Eva poursuit ses lectures dans le cadre du jury du grand prix des lectrices Elle, et voici ce que l'on peut appeler un coup de coeur! Je lui laisse la parole.

Un seconde vie

Suite à un accident de voiture sévère, Sean Blake a une brève expérience extra corporelle qui modifie totalement sa perception de la vie. « J'aurais dû être parti, moi aussi, mais une seconde chance m'avait été offerte. Alors pourquoi ne pouvais-je pas me réjouir plutôt que de rester assis dans le noir à élaborer des autoportraits imaginaires, comme si j'avais eu désespérément besoin de prouver que j'existais encore ? ». Hanté par le visage d'un homme qui lui est apparu dans ces quelques minutes pendant lesquelles il était absent à lui-même, ce père de famille décide de se lancer dans une quête dont l'objectif inavoué est de retrouver sa mère biologique.
 
Le thème central de ce superbe roman est en effet l'adoption.

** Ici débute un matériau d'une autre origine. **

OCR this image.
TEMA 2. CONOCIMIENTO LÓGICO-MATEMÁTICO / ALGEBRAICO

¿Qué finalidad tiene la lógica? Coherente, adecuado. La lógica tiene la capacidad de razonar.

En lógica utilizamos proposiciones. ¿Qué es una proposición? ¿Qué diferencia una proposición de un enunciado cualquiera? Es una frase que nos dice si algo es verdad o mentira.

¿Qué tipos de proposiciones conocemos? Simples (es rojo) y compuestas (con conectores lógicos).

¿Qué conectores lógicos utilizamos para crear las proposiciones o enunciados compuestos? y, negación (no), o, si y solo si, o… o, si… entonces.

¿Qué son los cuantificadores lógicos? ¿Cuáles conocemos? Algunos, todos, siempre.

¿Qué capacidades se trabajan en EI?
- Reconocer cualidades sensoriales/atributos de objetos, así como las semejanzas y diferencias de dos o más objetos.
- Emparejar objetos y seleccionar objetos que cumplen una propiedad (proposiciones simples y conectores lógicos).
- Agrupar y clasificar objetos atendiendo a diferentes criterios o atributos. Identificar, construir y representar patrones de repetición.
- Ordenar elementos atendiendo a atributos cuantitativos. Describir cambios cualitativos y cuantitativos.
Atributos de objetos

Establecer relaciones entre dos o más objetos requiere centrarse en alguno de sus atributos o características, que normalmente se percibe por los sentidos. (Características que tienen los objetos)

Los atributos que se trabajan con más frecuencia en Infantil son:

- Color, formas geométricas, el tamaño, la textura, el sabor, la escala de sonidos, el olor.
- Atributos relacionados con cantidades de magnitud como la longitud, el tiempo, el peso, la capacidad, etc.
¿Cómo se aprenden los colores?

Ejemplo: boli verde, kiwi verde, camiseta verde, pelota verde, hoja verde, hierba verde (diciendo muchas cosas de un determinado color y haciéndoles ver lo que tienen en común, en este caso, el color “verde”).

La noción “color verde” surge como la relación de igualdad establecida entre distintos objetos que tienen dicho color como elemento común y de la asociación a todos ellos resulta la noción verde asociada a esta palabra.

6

Dès 1990, un grand nombre d'enfants nés dans les années 1940 à 1960 ont tenté, difficilement et souvent en vain, de retrouver ces mères célibataires qui avaient été forcées de les abandonner après leur avoir donné naissance, cachées aux yeux du monde et de l’opprobre dans des couvents irlandais.
 
Il faut avoir l'esprit ouvert pour apprécier Une seconde vie à sa juste valeur. Rien ne s'y passe au hasard, du lieu de l'accident aux souvenirs qui en découlent, et la réalité y frôle souvent le surnaturel. Mais l'écriture est belle et les sentiments si justes. Dermot Bolger n'était pas entièrement satisfait de la première version de ce roman, écrite en 1993, et il faut admirer son courage et sa persévérance. Il admet un échec – à ses yeux tout au moins, compte tenu du succès de ce roman dès sa première sortie – et reprend la plume pour achever une œuvre touchante, rythmée et difficile à oublier.